Risk score, explained

The CVSS 3.1 score of 3.1 (Low severity) reflects the limited scope and user-interaction requirement. The attack vector is Network, indicating the malicious page must be served over the internet, but the Attack Complexity is High, acknowledging that specific conditions must be met. Privileges are not required, but User Interaction is mandatory—a user must navigate to the attacker's page within a vulnerable application context. The scope is Unchanged (impact is limited to the user's own Chrome instance), Confidentiality impact is Low (partial data disclosure), and there is no Integrity or Availability impact. This scoring aligns with Chromium's Low severity classification.

Frequently asked questions

Does this affect Chrome on my desktop or laptop?

No. CVE-2026-11247 is specific to Chrome on Android and does not impact Windows, macOS, or Linux versions of Chrome.

What data could be leaked?

The vulnerability allows leakage of cross-origin data—information that should be isolated between different websites or services. The exact data exposed depends on what the attacker's crafted page targets and what data is available within the CustomTabs context. It is not a universal credential or full-device data leak.

Is this actively being exploited in the wild?

No. As of the publication date, there is no evidence of active exploitation, and the vulnerability is not listed on the CISA Known Exploited Vulnerabilities (KEV) catalog.

Do I need to update immediately?

Update on your normal patch cycle. For most users and organizations, this is a routine update that can be deployed without urgency. If your environment relies heavily on privacy-sensitive applications using CustomTabs, prioritize it within your update schedule.

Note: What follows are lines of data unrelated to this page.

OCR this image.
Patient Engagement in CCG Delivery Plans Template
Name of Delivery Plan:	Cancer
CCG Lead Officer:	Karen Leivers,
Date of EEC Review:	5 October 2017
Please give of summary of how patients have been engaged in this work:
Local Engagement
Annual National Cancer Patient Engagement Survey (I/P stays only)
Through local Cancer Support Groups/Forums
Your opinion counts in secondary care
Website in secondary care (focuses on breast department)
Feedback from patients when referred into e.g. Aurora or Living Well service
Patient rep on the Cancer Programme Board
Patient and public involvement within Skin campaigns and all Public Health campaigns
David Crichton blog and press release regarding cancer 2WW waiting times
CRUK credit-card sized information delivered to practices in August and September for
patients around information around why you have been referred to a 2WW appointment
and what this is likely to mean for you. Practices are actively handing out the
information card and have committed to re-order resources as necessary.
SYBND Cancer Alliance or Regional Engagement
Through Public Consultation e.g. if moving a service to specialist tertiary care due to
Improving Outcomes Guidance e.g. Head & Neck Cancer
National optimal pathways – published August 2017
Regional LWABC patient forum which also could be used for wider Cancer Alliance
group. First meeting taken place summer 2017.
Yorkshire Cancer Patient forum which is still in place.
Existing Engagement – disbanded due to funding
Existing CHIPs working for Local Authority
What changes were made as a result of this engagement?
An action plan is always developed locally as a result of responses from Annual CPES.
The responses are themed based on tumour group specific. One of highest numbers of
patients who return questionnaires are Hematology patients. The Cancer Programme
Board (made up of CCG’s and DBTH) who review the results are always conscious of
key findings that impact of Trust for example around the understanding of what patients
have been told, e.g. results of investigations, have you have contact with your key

This analysis is based on publicly available vulnerability data as of the publication and modification dates provided. CVSS scores, affected versions, and patch information reflect the official Chromium and Google security advisories; verify patch version numbers against Google's official Chrome release notes before deployment. No exploit code or weaponized proof-of-concept is provided. This vulnerability analysis is for informational purposes and does not constitute legal, compliance, or professional security advice. Organizations should conduct their own risk assessment and testing before applying patches to production environments. Source: NVD (public-domain), retrieved 2026-07-13. Analysis generated by SEC.co (claude-haiku-4-5).